Me pasaba todo el día solo pescando bichitos en alguna gravera desierta o a menudo en un gran estanque llamado “Horno de ladrillo”, justo al lado de la arboleda a la que llamábamos “Londres.” Este deporte lo podía practicar también en invierno, y a menudo me he encontrado escarabajos de agua congelados en el hielo que cubría nuestros estanques y los he traído a casa en bloques de hielo para derretirlos. Junto a este mismo horno de ladrillos (de donde salió todo el barro para ladrillos con los que se construyó nuestra casa) había gran cantidad de zarzas, cuyas flores en verano se adornaban con un buen número de las mariposas inglesas más extrañas y hermosas. Entre ellas sobresalían tres variedades de Frittilary y “el almirante negro” (Camilla). Me encontraba con escasa provisión de instrumentos, tanto para capturar como para preservar a mis presas, y muchos insectos de gran valor para el entomólogo, como más tarde descubrí, fueron mutilados al golpearlos con mis sombreros y luego presionarlos entre las hojas de un álbum de papel blanco. Como mis sombreros se llevaban parte de la mutilación, recibía muchas reprimendas por ello, hasta que al fin Miss Newlands, la gobernanta, tejió una pequeña red de cuerdas, un sustituto muy pobre comparado con un equipo provisto de una malla que habría asegurado a los volátiles de igual manera y haciendo que no pudieran salir una vez que estaban dentro.

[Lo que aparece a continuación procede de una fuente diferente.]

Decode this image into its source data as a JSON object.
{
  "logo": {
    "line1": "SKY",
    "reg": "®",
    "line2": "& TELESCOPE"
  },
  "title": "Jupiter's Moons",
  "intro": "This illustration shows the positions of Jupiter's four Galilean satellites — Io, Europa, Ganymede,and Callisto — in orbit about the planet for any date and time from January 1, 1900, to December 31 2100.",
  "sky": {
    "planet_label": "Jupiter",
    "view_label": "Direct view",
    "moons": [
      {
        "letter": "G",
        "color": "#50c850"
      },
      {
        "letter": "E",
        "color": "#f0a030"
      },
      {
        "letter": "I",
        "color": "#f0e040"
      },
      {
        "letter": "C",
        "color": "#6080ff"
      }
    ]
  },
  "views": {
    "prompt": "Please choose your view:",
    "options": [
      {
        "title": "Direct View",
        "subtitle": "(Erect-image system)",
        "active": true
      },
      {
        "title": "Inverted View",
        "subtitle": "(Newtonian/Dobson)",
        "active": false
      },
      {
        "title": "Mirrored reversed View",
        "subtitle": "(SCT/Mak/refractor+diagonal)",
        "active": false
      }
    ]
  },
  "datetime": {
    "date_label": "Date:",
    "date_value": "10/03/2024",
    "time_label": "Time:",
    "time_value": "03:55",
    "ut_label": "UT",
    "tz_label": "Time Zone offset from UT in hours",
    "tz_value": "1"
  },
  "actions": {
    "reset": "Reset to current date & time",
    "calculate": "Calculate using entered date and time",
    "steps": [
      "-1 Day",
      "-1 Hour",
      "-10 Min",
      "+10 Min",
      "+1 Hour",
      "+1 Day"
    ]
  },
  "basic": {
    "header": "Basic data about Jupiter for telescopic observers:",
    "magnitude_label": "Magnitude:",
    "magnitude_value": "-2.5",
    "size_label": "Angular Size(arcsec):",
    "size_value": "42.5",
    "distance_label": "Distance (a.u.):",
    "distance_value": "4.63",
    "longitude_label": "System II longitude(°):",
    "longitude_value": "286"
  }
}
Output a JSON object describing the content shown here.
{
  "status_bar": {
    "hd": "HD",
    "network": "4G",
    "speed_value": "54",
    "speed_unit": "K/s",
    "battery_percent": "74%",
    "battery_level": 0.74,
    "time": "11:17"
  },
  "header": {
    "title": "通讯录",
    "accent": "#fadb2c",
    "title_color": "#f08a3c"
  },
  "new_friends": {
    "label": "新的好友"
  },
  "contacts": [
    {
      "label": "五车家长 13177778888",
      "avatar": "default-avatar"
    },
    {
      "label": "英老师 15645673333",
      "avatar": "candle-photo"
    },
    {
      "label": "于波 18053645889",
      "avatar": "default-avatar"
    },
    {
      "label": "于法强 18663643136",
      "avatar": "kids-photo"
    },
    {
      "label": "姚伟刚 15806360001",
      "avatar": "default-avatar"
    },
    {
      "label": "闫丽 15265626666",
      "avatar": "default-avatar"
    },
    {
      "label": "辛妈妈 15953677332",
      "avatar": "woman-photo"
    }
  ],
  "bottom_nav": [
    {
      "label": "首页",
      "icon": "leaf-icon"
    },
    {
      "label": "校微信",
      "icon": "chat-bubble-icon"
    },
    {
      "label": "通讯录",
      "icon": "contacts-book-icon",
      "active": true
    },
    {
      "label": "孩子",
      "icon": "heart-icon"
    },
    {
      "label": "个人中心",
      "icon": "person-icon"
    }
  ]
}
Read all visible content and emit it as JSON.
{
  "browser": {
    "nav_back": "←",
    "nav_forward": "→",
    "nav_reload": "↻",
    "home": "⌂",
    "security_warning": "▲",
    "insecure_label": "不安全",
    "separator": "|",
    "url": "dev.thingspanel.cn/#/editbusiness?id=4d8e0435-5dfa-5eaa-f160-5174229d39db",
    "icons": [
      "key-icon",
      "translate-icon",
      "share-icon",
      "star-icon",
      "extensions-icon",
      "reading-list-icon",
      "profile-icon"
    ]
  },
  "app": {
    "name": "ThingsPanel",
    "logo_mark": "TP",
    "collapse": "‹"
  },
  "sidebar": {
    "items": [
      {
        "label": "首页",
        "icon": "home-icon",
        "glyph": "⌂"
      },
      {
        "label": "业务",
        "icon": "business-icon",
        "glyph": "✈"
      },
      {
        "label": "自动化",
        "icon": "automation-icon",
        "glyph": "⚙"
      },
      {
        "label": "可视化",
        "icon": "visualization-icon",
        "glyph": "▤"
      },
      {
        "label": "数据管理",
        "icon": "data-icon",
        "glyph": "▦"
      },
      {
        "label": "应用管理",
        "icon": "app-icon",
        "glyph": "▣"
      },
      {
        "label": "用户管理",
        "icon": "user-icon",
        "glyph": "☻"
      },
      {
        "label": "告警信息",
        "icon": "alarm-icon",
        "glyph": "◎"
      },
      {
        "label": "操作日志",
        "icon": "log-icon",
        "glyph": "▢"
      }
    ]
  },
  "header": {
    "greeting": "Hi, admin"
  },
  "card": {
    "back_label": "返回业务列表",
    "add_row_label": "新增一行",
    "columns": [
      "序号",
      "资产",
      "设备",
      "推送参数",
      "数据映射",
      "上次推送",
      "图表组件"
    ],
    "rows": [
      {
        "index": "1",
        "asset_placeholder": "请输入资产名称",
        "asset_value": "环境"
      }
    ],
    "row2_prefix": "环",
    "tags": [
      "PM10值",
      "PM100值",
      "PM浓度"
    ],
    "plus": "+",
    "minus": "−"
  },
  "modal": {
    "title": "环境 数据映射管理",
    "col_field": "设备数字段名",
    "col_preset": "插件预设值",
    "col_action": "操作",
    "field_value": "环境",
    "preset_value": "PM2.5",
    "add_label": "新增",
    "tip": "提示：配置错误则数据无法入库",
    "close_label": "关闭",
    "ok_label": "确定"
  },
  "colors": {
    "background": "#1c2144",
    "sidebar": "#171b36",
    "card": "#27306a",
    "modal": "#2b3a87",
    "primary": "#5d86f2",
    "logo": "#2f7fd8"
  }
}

Las más grandes, sin embargo, no podían escapar y el número de capturas pronto llegó a ser mayor que mi paciencia para preservar tantas. Algún tiempo después mi tía Mary me dio un mueble, en adelante llamado “El Secretario de Charles,” una reliquia familiar que no quería usar en su nuevo alojamiento cuando abandonó la casa en la que la abuela Lyell y su hija soltera habían vivido antes en Southampton.
Esta valiosa adquisición se convirtió rápidamente en una vitrina para insectos y en la noble madera del fondo de cada gaveta se colocó una lámina de corcho ya que, aunque la madera era suave, resultaba a veces bastante dura para clavar los alfileres. Aún poseo esta pieza de caoba y, a pesar de que sólo queda bien en un dormitorio, la sigo mirando con cariño y solía tenerla en mi sala en Temple. Traspasar estos insectos a la suave madera de las gavetas significaba ir un paso más allá de presionarlos entre el papel, y algunas de las variedades así preservadas fueron más tarde útiles para Curtis, el entomólogo. El principal de los criados de mi padre, John Devinish, quien había sido contratado para trabajos de botánica y mostró alguna habilidad en el descubrimiento de algunas de las especies más extrañas de ese pequeño grupo de los Jungermanniæ (aliados de los musgos), fue el único compañero que recuerdo haber tenido en mis paseos por el bosque. Con él forjé una alianza tan estricta como su escaso tiempo libre le permitía, pero cualquier simpatía era valiosa, en especial la de alguien suficientemente familiarizado con las especies comunes como para ser capaz de apreciar un gran tesoro cuando se lo llevaba en alguna ocasión triunfal.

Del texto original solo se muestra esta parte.